Met belangstelling bekeek hij de schilderijen die op de overloop hingen. ‘Wie is dit?’ Hij wees naar een portret van een oudere man.
‘Een van je voorvaderen, denk ik. Ik heb geen idee, maar Rafaello zal je daar meer over –’
‘Vast. Het is ongetwijfeld iemand die het ver geschopt heeft in het leven.’ Hij trok een gezicht. ‘Ik denk niet dat ik me ooit ergens echt thuis zal voelen, zus,’ zei hij toen hij de kamer betrad die ze voor hem bedacht had. ‘De Grazzini’s zijn alleen maar geïnteresseerd in geld verdienen en zakendoen, en dat is niets voor mij. Ik wil kunstschilder worden.’
‘Waarom zou je je hier niet thuis voelen? De Grazzini’s hebben smaak en houden van kunst en antiek.’
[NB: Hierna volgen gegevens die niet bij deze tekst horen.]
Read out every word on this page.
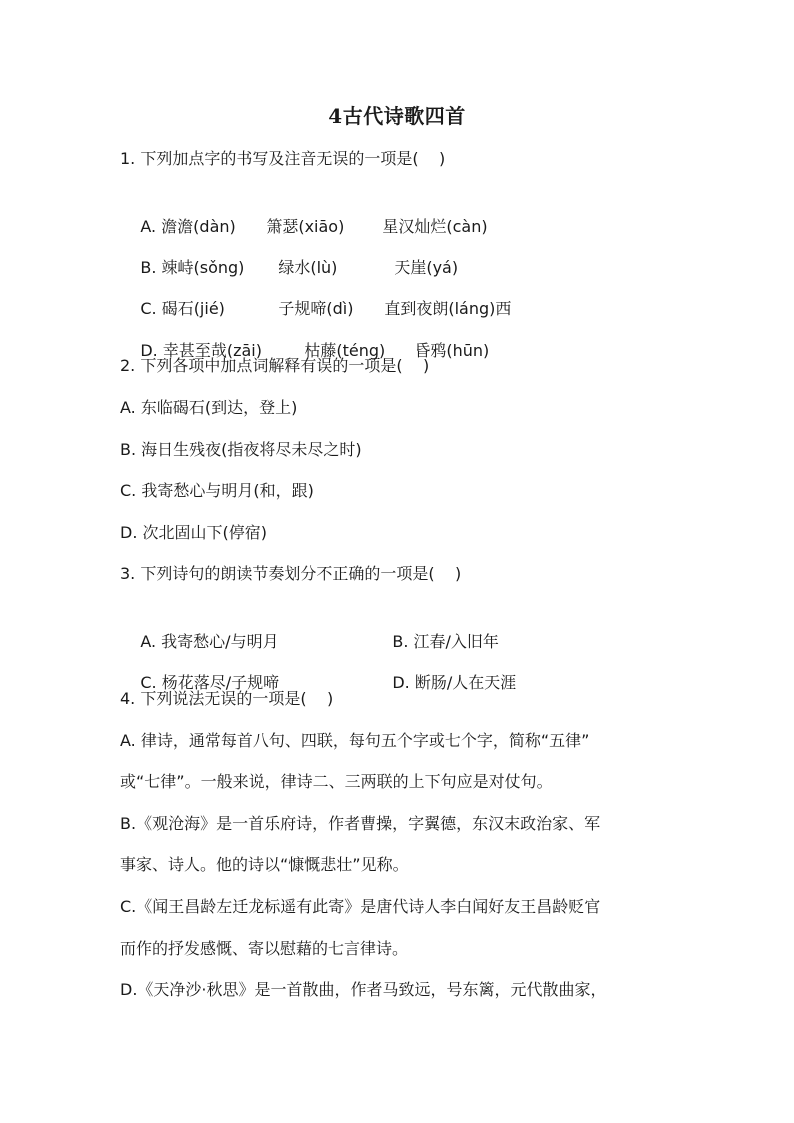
4古代诗歌四首
1. 下列加点字的书写及注音无误的一项是(    )

A. 澹澹(dàn) 箫瑟(xiāo) 星汉灿烂(càn)

B. 竦峙(sǒng) 绿水(lù)	天崖(yá)

C. 碣石(jié)	子规啼(dì) 直到夜朗(láng)西

D. 幸甚至哉(zāi)	枯藤(téng) 昏鸦(hūn)

2. 下列各项中加点词解释有误的一项是(    )
A. 东临碣石(到达，登上)
B. 海日生残夜(指夜将尽未尽之时)
C. 我寄愁心与明月(和，跟)
D. 次北固山下(停宿)
3. 下列诗句的朗读节奏划分不正确的一项是(    )

A. 我寄愁心/与明月	B. 江春/入旧年

C. 杨花落尽/子规啼	D. 断肠/人在天涯

4. 下列说法无误的一项是(    )
A. 律诗，通常每首八句、四联，每句五个字或七个字，简称“五律”
或“七律”。一般来说，律诗二、三两联的上下句应是对仗句。
B.《观沧海》是一首乐府诗，作者曹操，字翼德，东汉末政治家、军
事家、诗人。他的诗以“慷慨悲壮”见称。
C.《闻王昌龄左迁龙标遥有此寄》是唐代诗人李白闻好友王昌龄贬官
而作的抒发感慨、寄以慰藉的七言律诗。
D.《天净沙·秋思》是一首散曲，作者马致远，号东篱，元代散曲家，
Daar dacht hij even over na. Toen wierp hij een zijdelingse blik op haar en zei: ‘Ik ben blij dat je Rafaello uit zijn lijden hebt verlost.’
‘Hoe bedoel je?’
‘Nou, je hebt toch besloten om met hem te trouwen? Ik heb hem bijna dagelijks aan de telefoon. Ik schaam me nog steeds een beetje voor het feit dat ik hem naar te keel sprong. Toen hij me eenmaal had verteld hoe het zat tussen jullie –’
‘Toen hij wát?’ Ze sloeg haar armen over elkaar en keek hem recht aan.
‘Glory, je hebt hem flink laten lopen, dat kun je niet ontkennen. Geen wonder dat die man geen idee heeft wat hij van je kan verwachten. Je laat hem om de haverklap vallen! Hij zei dat hij er niet van zou opkijken als je vrijdag niet in de kerk verscheen.’